Dr. Hermann Focke, Tierarzt und lange Zeit Leiter des Veterinäramts im Landkreis Cloppenburg, hat

in einem Interview mit der Zeitschrift „GEO“ vom 18. Januar 2012 darauf hingewiesen, dass es seit dem 1. Januar 2006 EU-weit verboten ist, Antibiotika als Mastbeschleuniger einzusetzen. Trotzdem ist der Absatz von Veterinärantibiotika nicht zurückgegangen. Im Gegenteil, 2006 gab es eine Steigerung um 7 % und 2007 um 9,2 %. Nach den Erkenntnissen von Dr. Focke wird die für eine Heilbehandlung von fünf Tagen vorgegebene Antibiotikamenge auf 15 Tage gestreckt, nur um die Mastergebnisse zu verbessern. Durch die länger andauernde Verabreichung subtherapeutischer Dosen überleben die vitalsten der bakteriellen Keime und bilden auf Dauer Resistenzen gegen die verabreichten Medikamente.

Wenn diese Erkenntnisse zusammengefasst werden, dann ist es bei der Massentierhaltung und der Resistenzentwicklung nicht mehr fünf vor zwölf, sondern deutlich nach zwölf.

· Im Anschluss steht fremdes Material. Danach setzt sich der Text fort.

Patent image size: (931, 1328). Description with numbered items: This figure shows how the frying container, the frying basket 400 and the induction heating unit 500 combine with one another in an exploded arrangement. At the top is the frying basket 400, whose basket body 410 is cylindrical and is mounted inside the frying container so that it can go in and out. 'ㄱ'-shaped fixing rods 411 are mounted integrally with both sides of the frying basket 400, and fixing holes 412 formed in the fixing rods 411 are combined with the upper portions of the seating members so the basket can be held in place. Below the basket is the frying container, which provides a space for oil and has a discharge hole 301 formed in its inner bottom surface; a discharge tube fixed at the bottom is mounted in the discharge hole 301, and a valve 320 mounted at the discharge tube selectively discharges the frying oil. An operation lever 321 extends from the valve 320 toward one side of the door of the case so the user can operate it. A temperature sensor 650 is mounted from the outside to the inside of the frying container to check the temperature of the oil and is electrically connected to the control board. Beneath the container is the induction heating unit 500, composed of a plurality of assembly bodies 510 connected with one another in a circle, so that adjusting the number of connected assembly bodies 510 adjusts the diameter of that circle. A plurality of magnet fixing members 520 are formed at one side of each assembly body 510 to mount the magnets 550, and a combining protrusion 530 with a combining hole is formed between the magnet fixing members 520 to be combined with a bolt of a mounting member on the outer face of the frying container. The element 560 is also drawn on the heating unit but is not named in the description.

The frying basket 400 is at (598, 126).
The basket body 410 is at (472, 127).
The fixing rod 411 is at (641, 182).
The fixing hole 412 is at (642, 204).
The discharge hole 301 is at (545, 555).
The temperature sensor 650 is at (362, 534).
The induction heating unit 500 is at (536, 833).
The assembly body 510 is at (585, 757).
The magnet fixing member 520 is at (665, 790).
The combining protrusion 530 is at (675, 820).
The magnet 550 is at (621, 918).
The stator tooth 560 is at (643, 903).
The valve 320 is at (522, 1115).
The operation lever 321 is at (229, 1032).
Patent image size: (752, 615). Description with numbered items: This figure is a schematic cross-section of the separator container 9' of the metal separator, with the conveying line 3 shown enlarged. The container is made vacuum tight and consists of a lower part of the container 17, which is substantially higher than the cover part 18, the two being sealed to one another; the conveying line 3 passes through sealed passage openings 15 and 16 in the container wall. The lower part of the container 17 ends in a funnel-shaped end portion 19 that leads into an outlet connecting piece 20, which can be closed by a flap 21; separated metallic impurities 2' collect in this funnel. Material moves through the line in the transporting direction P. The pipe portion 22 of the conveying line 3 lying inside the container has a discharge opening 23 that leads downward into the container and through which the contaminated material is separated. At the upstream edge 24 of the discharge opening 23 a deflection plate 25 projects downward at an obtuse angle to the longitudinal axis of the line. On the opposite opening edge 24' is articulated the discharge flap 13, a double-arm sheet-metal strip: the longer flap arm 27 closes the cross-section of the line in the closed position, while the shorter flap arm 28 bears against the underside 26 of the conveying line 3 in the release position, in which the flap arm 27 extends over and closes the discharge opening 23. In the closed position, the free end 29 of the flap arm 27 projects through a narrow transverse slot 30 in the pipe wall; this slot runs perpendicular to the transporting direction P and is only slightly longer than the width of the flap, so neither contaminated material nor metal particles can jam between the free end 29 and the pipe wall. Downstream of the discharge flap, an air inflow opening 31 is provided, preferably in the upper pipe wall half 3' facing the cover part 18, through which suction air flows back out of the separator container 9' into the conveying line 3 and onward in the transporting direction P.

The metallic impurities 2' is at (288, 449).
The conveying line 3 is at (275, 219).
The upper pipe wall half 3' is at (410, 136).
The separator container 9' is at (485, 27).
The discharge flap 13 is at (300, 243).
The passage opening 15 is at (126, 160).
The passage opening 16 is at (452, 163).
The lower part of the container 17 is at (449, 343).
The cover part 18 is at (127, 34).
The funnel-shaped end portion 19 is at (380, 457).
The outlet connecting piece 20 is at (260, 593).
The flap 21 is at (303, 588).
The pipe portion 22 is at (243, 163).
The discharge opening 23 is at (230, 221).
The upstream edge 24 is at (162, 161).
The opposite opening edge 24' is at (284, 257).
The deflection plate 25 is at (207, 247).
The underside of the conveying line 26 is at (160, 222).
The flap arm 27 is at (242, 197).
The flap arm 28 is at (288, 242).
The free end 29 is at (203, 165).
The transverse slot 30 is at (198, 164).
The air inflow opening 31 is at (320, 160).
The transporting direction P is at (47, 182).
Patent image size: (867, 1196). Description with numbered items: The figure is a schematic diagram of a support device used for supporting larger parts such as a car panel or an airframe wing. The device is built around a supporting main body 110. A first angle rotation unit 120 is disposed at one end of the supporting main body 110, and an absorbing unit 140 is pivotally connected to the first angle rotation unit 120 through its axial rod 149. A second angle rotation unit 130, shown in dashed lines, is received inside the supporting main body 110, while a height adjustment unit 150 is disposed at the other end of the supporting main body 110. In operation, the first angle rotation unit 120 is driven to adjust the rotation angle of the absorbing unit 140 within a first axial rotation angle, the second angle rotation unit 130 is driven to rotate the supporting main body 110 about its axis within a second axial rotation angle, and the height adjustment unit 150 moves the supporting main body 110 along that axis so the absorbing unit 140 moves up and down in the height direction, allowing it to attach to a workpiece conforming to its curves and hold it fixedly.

(Beifall bei SPD, BÜNDNIS 90/DIE GRÜ- NEN und der LINKEN)

Was ist zu tun? - Der Antibiotika-Einsatz muss drastisch gesenkt werden. Für Kontrollen sind die Länder zuständig. Mehr Kontrollen sind nur mit mehr Personal möglich. Verschreibung und Verkauf von Antibiotika im Bereich der Tiermedizin müssen getrennt werden, und um eines werden wir nicht herumkommen: Die Bedingungen für das Halten von Geflügel müssen verändert werden. Oder anders gesagt: Wer weniger Antibiotika in der Tierhaltung will, der muss eine andere Tierhaltung wollen:

(Beifall bei SPD, BÜNDNIS 90/DIE GRÜ- NEN, der LINKEN und SSW)

Weniger Tiere pro Quadratmeter, Rassen, die langsamer wachsen, dafür aber robuster sind. Wenig hilfreich sind hier im Augenblick die Vorschläge der Bundesministerin. Das ist blinder und kurzfristiger Aktionismus.